Why does Shea ask Claudia to help him with his spelling right after she tells him she’s bad at it? I think he should also ask for help with listening.
December 4, 2010
Summary: Dana Larson and Aaron Dallas both decide they’re totally over love, which makes Elizabeth want to fix them up. She and Todd engage in the bet of the title – if Dana and Aaron get together, Elizabeth wins; if not, Todd wins. They start inviting Aaron and Dana out to various places they’re going, and eventually the two realize they have a lot more in common than they thought. So of course, they fall in loooooooove with each other.
But then Todd meddles, sending Dana an anonymous note, supposedly from Aaron, to make her think he wants more than just a friendship, even though they both keep saying they don’t. Dana thinks Aaron’s going to profess his love, but then she finds out the note is from Todd and realizes he and Elizabeth were behind the whole set-up. She also thinks Aaron doesn’t looooooove her, and she’s humiliated and storms off. When she confronts Elizabeth, Liz and Todd get into a fight over the note, so now everyone in the situation is mad.
Aaron, who was kind of out of the loop, figures out what’s happening and tells Dana he has fallen for her and wants to try out a relationship. (Crap, Elizabeth’s meddling paid off.) Then the two of them send Elizabeth and Todd notes from each other to get them back together. Blah blah blah, happily ever after, blah blah blah.

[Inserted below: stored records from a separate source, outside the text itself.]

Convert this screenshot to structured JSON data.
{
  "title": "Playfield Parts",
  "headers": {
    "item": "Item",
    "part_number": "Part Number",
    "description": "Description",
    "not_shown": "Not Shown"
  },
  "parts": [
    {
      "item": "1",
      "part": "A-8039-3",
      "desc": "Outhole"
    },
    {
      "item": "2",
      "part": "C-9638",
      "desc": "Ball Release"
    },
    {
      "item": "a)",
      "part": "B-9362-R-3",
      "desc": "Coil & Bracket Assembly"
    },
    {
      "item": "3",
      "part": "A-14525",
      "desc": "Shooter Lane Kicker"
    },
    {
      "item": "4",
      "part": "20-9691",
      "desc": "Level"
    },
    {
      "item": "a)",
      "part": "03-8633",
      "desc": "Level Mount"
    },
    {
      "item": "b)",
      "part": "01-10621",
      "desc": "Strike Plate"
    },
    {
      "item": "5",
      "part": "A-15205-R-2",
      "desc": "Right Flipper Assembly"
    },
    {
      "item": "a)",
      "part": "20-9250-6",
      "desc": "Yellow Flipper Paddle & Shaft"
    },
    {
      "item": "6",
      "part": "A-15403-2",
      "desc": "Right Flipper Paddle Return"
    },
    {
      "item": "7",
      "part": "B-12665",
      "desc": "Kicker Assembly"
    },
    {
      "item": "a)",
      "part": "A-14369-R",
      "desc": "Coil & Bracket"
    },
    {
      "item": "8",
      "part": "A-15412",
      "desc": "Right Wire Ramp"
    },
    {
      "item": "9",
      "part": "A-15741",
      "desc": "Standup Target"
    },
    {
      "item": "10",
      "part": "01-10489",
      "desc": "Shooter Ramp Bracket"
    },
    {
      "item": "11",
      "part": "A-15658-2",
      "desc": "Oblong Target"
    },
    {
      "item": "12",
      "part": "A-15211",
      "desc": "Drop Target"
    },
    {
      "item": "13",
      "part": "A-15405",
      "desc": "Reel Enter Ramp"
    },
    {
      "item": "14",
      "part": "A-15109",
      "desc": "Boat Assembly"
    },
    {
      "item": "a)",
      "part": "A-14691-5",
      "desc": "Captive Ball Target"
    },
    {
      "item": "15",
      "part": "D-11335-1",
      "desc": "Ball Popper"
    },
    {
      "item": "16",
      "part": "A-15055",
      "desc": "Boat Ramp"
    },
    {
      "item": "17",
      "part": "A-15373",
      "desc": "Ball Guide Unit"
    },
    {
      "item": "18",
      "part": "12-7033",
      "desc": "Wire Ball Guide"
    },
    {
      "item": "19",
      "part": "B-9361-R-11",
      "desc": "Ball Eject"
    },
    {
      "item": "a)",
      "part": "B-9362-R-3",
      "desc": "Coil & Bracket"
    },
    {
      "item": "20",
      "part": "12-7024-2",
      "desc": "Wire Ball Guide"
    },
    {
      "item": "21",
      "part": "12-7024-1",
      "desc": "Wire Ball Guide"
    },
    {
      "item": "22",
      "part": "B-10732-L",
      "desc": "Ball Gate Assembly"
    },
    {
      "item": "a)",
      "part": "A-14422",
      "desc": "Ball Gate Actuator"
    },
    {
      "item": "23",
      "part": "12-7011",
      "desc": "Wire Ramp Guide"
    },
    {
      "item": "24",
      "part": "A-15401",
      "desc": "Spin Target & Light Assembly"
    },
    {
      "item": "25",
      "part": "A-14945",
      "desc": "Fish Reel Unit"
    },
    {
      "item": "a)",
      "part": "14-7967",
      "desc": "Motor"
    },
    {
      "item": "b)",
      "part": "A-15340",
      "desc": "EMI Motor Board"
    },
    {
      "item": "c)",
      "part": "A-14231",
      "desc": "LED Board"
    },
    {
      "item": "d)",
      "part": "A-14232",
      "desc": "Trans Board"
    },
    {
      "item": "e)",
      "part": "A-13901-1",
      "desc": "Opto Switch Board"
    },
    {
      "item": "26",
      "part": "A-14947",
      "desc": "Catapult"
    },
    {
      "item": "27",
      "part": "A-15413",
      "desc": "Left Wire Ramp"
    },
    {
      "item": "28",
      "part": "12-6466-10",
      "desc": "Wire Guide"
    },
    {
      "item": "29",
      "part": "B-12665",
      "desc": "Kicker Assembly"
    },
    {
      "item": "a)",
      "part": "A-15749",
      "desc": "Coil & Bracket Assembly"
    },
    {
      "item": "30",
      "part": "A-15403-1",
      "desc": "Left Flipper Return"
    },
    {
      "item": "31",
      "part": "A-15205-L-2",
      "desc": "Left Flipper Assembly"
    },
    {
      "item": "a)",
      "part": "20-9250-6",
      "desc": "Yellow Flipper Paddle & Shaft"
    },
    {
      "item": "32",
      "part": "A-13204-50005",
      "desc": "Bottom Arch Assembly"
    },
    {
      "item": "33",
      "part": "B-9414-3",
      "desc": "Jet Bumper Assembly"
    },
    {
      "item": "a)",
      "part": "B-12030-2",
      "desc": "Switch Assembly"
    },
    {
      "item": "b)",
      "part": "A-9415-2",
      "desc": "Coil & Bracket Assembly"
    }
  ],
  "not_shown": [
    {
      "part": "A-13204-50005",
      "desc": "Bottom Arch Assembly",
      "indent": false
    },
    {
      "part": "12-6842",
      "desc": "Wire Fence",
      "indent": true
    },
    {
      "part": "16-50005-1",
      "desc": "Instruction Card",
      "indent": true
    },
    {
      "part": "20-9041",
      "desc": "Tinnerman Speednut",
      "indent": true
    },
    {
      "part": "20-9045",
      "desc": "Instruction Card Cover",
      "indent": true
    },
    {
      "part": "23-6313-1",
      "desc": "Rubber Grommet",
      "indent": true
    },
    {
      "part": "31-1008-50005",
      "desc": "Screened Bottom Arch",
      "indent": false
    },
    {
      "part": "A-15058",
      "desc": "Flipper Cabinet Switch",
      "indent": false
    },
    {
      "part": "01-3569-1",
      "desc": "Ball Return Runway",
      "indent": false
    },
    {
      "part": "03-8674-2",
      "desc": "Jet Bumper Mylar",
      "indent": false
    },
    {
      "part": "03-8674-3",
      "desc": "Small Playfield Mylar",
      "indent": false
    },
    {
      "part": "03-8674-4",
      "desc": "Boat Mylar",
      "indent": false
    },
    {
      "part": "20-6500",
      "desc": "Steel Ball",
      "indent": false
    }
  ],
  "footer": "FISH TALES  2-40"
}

In the B plot, there’s a Battle of the Bands coming up, and the winner gets to open for a band at a really cool club (a surprisingly good prize for an SVH book). Jessica wants to get closer to famous people, and she figures this is a way to get a foot in the door. No, she’s not starting a band (which would be more fun) – she decides she wants to be a roadie for one of the bands in the competition. Except the only band that needs a roadie is a metal group called Spontaneous Combustion, and the guys are all jerks. Jessica enlists Lila to roadie with her, apparently thinking Lila would be caught dead carrying heavy equipment for people she can’t stand, and in the end Jessica accidentally blows the band’s amps and they can’t compete anyway.
There are a number of references in this book to things that come up in future books – the friendship between two guys named Andy and Neil, a girl named Claire Middleton, and a rocker named Jamie Peters. So I guess we should stay tuned?
Thoughts: As proposed by Todd, the loser of the bet has to grant the winner three wishes. Todd, have you ever even tried not being lame?
“A talented, independent woman doesn’t need a man in order to feel complete!” You do know you’re in Sweet Valley, right, Dana?
Jessica thinks Spontaneous Combustion is a professional-sounding name for a band. Probably because it has so many syllables. Also, why does she think Lazarus is the lead singer’s real last name? Does she think Spy is his real first name?
Ghostwriter, teenagers do not go to Adam’s Rib or outdoor jazz concerts! They go to horror movies and rock concerts! FOR THE LOVE OF BRUCE, WOMAN!
“What does a jock know about music?” Clearly Dana is not a Glee fan.